RUMFORD – A truck driven by a drug agent when marijuana was stolen from the back of it this week should have had better security, officials said Thursday.
“The question is, Why didn’t he have another vehicle in back of (the truck) for security? The last thing I want to see is an agent getting carjacked,” Maine Drug Enforcement Agency Division I Commander Ken Pike said in a telephone interview.
Pike and a spokesman for the Maine Department of Public Safety stood behind the undercover agent’s decision to chase after the pair of young men who snatched a branch of immature marijuana from one of 10 4-foot-tall plants confiscated earlier that day in Franklin County.
Pike said the incident happened at about 4:15 p.m. Wednesday when the agent was driving 10 uncovered marijuana plants bound at the roots with duct tape to the MDEA temporary evidence room in the Rumford police station when he stopped at a traffic light on Hancock Street.
“One of these clowns jumped out of a vehicle (behind the agent) and took a branch off a 4-foot plant. It had about a dozen immature buds and leaves on it. Then he jumped back into the car, and the agent got out with his badge and tried to identify himself, but they sped off,” Pike said.
The two men in the silver Hyundai were Travis Child of Peru and Jeremy Belskis of Rumford, both 20. Contacted late Wednesday night, Child admitted that he grabbed one of the plants and ran back to Belskis’ car, then took off with the agent pursuing, except he said they didn’t know the pot-hauling driver was an MDEA agent.
“We didn’t even know he was a cop or we would have stopped. We thought he was a drug dealer,” Child said. “It never crossed our mind that it was a DEA agent. We were just following him through town.”
Both Pike and public safety spokesman Stephen McCausland said that a drug dealer would not be driving around town with exposed marijuana plants in the back of a pickup truck.
“If it had been an actual drug dealer, this would be an entirely different story. Fortunately, it was a DEA agent, and this was resolved very quickly,” McCausland said.
Pike said the agent called a local MDEA agent for help, who, in turn, requested assistance from Rumford police.

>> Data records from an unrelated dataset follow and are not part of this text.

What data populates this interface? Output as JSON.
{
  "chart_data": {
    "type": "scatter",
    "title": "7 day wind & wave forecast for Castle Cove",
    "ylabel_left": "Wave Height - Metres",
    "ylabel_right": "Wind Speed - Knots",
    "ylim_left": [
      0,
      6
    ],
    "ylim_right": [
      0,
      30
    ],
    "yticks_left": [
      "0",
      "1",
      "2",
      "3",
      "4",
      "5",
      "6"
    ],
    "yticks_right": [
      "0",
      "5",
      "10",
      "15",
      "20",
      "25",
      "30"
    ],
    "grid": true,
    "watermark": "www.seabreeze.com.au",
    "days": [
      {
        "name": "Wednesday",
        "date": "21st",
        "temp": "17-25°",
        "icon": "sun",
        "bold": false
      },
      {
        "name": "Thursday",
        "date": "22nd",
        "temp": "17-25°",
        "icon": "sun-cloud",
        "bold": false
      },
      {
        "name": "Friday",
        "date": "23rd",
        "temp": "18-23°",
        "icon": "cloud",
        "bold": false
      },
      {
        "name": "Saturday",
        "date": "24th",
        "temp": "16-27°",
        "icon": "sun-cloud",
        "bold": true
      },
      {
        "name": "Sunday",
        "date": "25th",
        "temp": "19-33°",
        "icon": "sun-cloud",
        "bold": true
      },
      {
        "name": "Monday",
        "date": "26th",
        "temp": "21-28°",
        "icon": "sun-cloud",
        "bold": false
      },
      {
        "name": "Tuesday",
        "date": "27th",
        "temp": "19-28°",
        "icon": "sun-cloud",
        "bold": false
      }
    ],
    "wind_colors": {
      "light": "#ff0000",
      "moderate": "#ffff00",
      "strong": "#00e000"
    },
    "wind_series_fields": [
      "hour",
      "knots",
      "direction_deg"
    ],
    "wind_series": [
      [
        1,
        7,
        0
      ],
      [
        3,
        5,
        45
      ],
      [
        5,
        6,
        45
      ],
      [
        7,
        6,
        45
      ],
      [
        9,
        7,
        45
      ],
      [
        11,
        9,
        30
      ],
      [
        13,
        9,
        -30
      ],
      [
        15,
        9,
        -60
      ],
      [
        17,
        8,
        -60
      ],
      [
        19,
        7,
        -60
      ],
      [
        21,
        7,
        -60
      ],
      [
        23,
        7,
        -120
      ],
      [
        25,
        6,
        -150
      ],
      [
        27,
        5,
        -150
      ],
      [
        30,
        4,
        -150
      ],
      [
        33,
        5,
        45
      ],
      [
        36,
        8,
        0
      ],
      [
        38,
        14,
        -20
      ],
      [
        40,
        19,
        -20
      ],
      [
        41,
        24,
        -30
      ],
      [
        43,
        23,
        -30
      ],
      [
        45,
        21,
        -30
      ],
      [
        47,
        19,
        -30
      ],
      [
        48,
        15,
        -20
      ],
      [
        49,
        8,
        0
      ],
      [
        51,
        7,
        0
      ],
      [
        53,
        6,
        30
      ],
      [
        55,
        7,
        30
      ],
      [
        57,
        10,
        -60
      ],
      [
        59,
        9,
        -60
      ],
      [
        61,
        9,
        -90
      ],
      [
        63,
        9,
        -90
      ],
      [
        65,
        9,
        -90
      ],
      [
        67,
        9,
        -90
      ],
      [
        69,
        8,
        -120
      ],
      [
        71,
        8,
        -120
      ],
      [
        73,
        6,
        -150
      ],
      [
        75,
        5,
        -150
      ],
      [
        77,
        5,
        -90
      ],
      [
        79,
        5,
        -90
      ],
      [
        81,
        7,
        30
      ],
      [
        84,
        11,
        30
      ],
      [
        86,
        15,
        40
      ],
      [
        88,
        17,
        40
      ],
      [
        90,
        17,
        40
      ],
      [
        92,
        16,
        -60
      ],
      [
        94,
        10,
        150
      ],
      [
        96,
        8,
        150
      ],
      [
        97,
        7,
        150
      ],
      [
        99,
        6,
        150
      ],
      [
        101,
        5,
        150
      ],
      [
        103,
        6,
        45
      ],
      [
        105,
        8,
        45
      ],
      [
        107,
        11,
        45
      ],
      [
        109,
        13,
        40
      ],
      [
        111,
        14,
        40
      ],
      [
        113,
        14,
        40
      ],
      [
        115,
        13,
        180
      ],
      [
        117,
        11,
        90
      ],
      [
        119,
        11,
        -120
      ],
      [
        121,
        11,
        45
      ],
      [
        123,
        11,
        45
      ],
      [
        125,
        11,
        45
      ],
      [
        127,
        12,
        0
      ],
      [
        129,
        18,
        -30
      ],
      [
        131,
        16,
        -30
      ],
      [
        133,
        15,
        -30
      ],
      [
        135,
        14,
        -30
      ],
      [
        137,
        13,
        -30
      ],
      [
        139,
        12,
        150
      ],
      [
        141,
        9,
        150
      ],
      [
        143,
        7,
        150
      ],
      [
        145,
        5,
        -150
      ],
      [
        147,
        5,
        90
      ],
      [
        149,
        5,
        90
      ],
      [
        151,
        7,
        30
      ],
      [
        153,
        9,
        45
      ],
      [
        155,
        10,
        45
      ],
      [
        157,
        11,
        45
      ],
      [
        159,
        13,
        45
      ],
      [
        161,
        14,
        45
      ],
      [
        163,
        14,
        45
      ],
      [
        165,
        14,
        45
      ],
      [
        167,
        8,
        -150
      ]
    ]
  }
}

“When they stopped at a stop sign, (the agent) got out with his gun and badge and tried to stop them, and they fled,” Pike said.
Child said the agent tried to ram their car, but Pike disagreed.
“We don’t ram vehicles, and we don’t chase vehicles. He was following them, but he had no lights or sirens on his vehicle,” he said.
McCausland, however, identified the chase as “pursuit with an unmarked pickup to obviously retrieve what had been taken.”
The chase through Rumford streets lasted for as long as 10 minutes, before Child and Belskis drove off Route 2, also called Hancock Street, and into Child’s father’s business lot at Child and Sons Auto Sales, McCausland said.
Child said he jumped out of the car there to fight someone he thought was a drug dealer, but McCausland said at that time, the agent “identified himself as a police officer, and the two were taken into custody at gunpoint.”
During the chase, McCausland said the young men threw some, but not all, of the stolen marijuana out of their car, which is why Rumford police searched the vehicle.
“There were some procedural issues that need to be addressed. “I believe this is a supervisor issue, but you just can’t go out and steal what you want out of someone’s vehicle,” Pike said.
He said the agent should have been wearing a tan or brown MDEA marijuana eradication shirt that is marked MDEA on the front and POLICE on the back, and the pot should have been under a tarp. The agent, however, was wearing a brown shirt with a white badge emblem on the front but there was no word “POLICE” on the back. Marijuana plants were also sticking up out of the truck bed.
“We will review procedures and see whether or not the agent followed them and change or tighten up on them. But, from these two young men’s view, this was a really stupid thing to do,” McCausland said by phone Thursday afternoon in Augusta.